Two FLOs are assigned to a family after a murder or when a child goes missing, which is how the Watts case started when the 16-year-old disappeared last February. (FLOs are also dispatched as part of international responses to disasters or terror attacks abroad.) For the past five years they have also been able to work with a caseworker from the National Homicide Service, part of the Victim Support charity. They take on much of the support, dealing with anything from probate to employers, or finding the right counselling. “They do all the things we used to do our best to pick at,” Copik says. “Families now get a much better and more joined-up service.”
Bennett joined the Watts investigation as a detective and interviewed Shauna Hoare. When a colleague retired, she switched to a liaison role with the Galsworthys, the family of Becky’s father, Darren (he and Becky’s mother, Tania Watts, were separated. Darren’s current partner is the mother of Nathan Matthews). Arriving with deep knowledge of the case increased the biggest challenge for a FLO – balancing a family’s natural appetite for information with the need to progress and protect the investigation. If that balance is tipped, trust or even the future trial can be jeopardised.
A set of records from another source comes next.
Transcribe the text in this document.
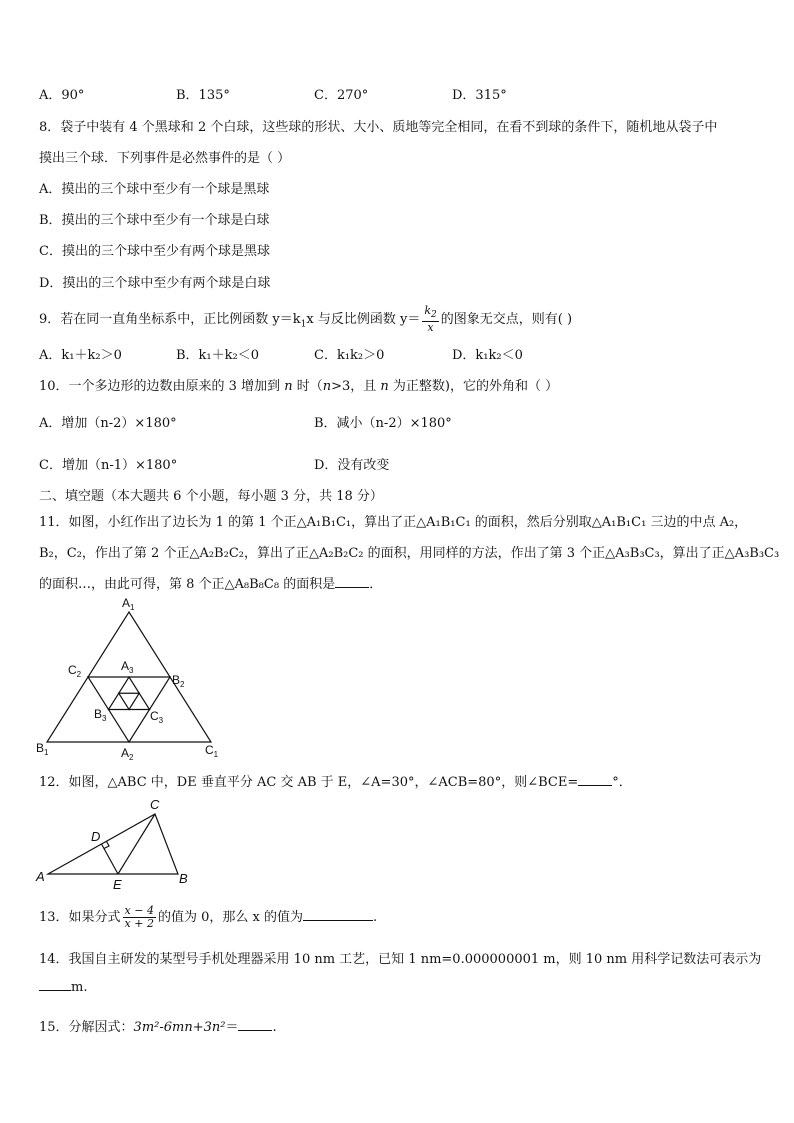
A．90°	B．135°	C．270°	D．315°
8．袋子中装有 4 个黑球和 2 个白球，这些球的形状、大小、质地等完全相同，在看不到球的条件下，随机地从袋子中
摸出三个球．下列事件是必然事件的是（ ）
A．摸出的三个球中至少有一个球是黑球
B．摸出的三个球中至少有一个球是白球
C．摸出的三个球中至少有两个球是黑球
D．摸出的三个球中至少有两个球是白球
9．若在同一直角坐标系中，正比例函数 $y=k_1x$ 与反比例函数 $y= \frac{k_2}{x}$ 的图象无交点，则有( )
A．k₁＋k₂＞0	B．k₁＋k₂＜0	C．k₁k₂＞0	D．k₁k₂＜0
10．一个多边形的边数由原来的 3 增加到 n 时（n>3，且 n 为正整数)，它的外角和（ ）
A．增加（n-2）×180°	B．减小（n-2）×180°
C．增加（n-1）×180°	D．没有改变
二、填空题（本大题共 6 个小题，每小题 3 分，共 18 分）
11．如图，小红作出了边长为 1 的第 1 个正△A₁B₁C₁，算出了正△A₁B₁C₁ 的面积，然后分别取△A₁B₁C₁ 三边的中点 A₂，
B₂，C₂，作出了第 2 个正△A₂B₂C₂，算出了正△A₂B₂C₂ 的面积，用同样的方法，作出了第 3 个正△A₃B₃C₃，算出了正△A₃B₃C₃
的面积…，由此可得，第 8 个正△A₈B₈C₈ 的面积是	．
$A_1$
$B_1$	$C_1$
$A_2$
$B_2$
$C_2$
$A_3$
$B_3$	$C_3$
12．如图，△ABC 中，DE 垂直平分 AC 交 AB 于 E，∠A=30°，∠ACB=80°，则∠BCE=	°．
A	B
C
D
E
13．如果分式 $\frac{x - 4}{x + 2}$ 的值为 0，那么 x 的值为	.
14．我国自主研发的某型号手机处理器采用 10 nm 工艺，已知 1 nm=0.000000001 m，则 10 nm 用科学记数法可表示为
m.
15．分解因式：3m²-6mn+3n²＝	.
“There was a lot of evidence we couldn’t go through with the family, including the way Becky was murdered,” Bennett says. “They didn’t know that until the day it was due to come out in evidence. That was tricky because you want to know. Darren had been imagining even worse ways and when we told him how it had happened, he said he’d wished he’d known sooner.”
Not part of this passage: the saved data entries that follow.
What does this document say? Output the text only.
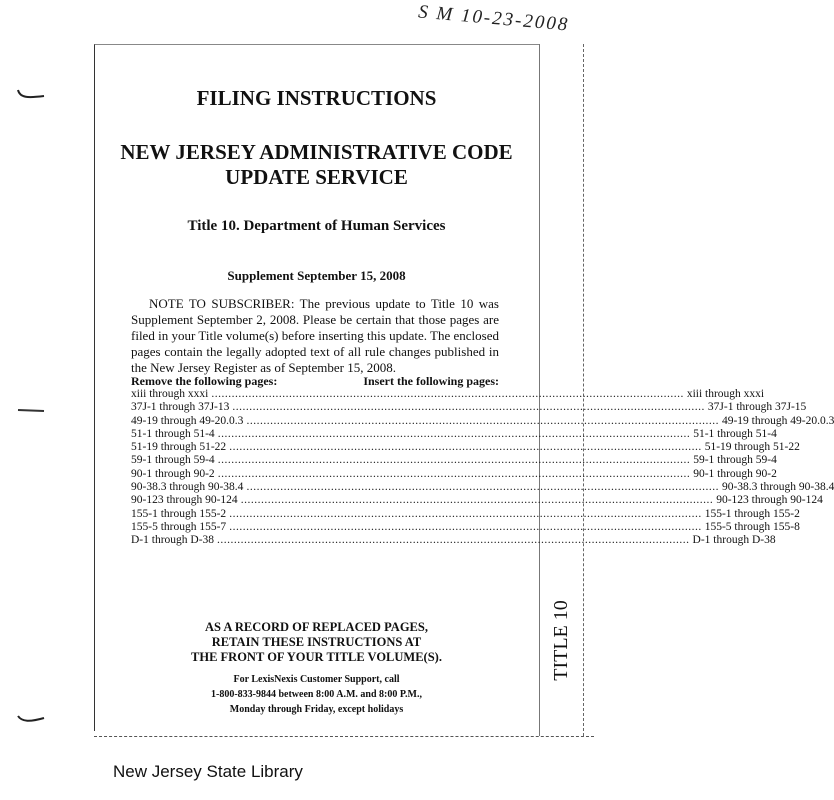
S M 10-23-2008
FILING INSTRUCTIONS
NEW JERSEY ADMINISTRATIVE CODE
UPDATE SERVICE
Title 10. Department of Human Services
Supplement September 15, 2008
NOTE TO SUBSCRIBER: The previous update to Title 10 was Supplement September 2, 2008. Please be certain that those pages are filed in your Title volume(s) before inserting this update. The enclosed pages contain the legally adopted text of all rule changes published in the New Jersey Register as of September 15, 2008.
Remove the following pages:	Insert the following pages:
xiii through xxxi ............................................................................................................................................ xiii through xxxi
37J-1 through 37J-13 ............................................................................................................................................ 37J-1 through 37J-15
49-19 through 49-20.0.3 ............................................................................................................................................ 49-19 through 49-20.0.3
51-1 through 51-4 ............................................................................................................................................ 51-1 through 51-4
51-19 through 51-22 ............................................................................................................................................ 51-19 through 51-22
59-1 through 59-4 ............................................................................................................................................ 59-1 through 59-4
90-1 through 90-2 ............................................................................................................................................ 90-1 through 90-2
90-38.3 through 90-38.4 ............................................................................................................................................ 90-38.3 through 90-38.4
90-123 through 90-124 ............................................................................................................................................ 90-123 through 90-124
155-1 through 155-2 ............................................................................................................................................ 155-1 through 155-2
155-5 through 155-7 ............................................................................................................................................ 155-5 through 155-8
D-1 through D-38 ............................................................................................................................................ D-1 through D-38
AS A RECORD OF REPLACED PAGES,
RETAIN THESE INSTRUCTIONS AT
THE FRONT OF YOUR TITLE VOLUME(S).
For LexisNexis Customer Support, call
1-800-833-9844 between 8:00 A.M. and 8:00 P.M.,
Monday through Friday, except holidays
TITLE 10
New Jersey State Library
FLOs make it clear they are detectives, not counsellors, and will feed everything into the investigation while assisting senior officers in every aspect of the case. But they must also be trusted figures who can give a family representation when their feelings and concerns might have been neglected. As a result, they can also become sitting ducks for frustration or anger. “A lot of families have never dealt with the police or the law before,” Copik says. “You also have to be non-judgemental,” Bennett says. “I always put myself in the family’s shoes... what would I expect from the police?”
Old and new media can be useful in a missing-person case, but also a distraction and threat. “We just can’t keep up with social media,” Bennett says. “When Becky was still missing the family would ring us and ask why they hadn’t been told about something that had been found. If we told them every time we’d discovered a bit of discarded clothing not related to the incident, we’d be ringing them every hour.”
Then come the hungry reporters bearing big cheques. The choice to sign a deal is the family’s, but “sometimes the drive to do your job as a journalist blinkers you from the misery people are suffering”, Copik says. “It’s a fine line. Something that seems so innocuous it wouldn’t cause anyone to flinch can, with the strain of grief, send someone over the top and FLOs are the ones who can take the brunt of it.”
Families can also turn on each other as well as the police, and FLOs can witness fracturing relationships or mental breakdowns – or even suicides. Children may suffer the most. Sometimes, family members can become suspects during an investigation. The hours can also be punishing and FLOs are offered counselling.
The goal is to reach a trial and justice. For six weeks in Bristol, Bennett and her colleague sat with the family through every minute of a harrowing trial, briefing them before each day and taking them home to discuss what had happened, before returning home to their own families. Then came the verdict. “I took a deep breath and a deep swallow because above all it was the result the family needed.” Bennett says. “They can now move on to the next step and grieve.”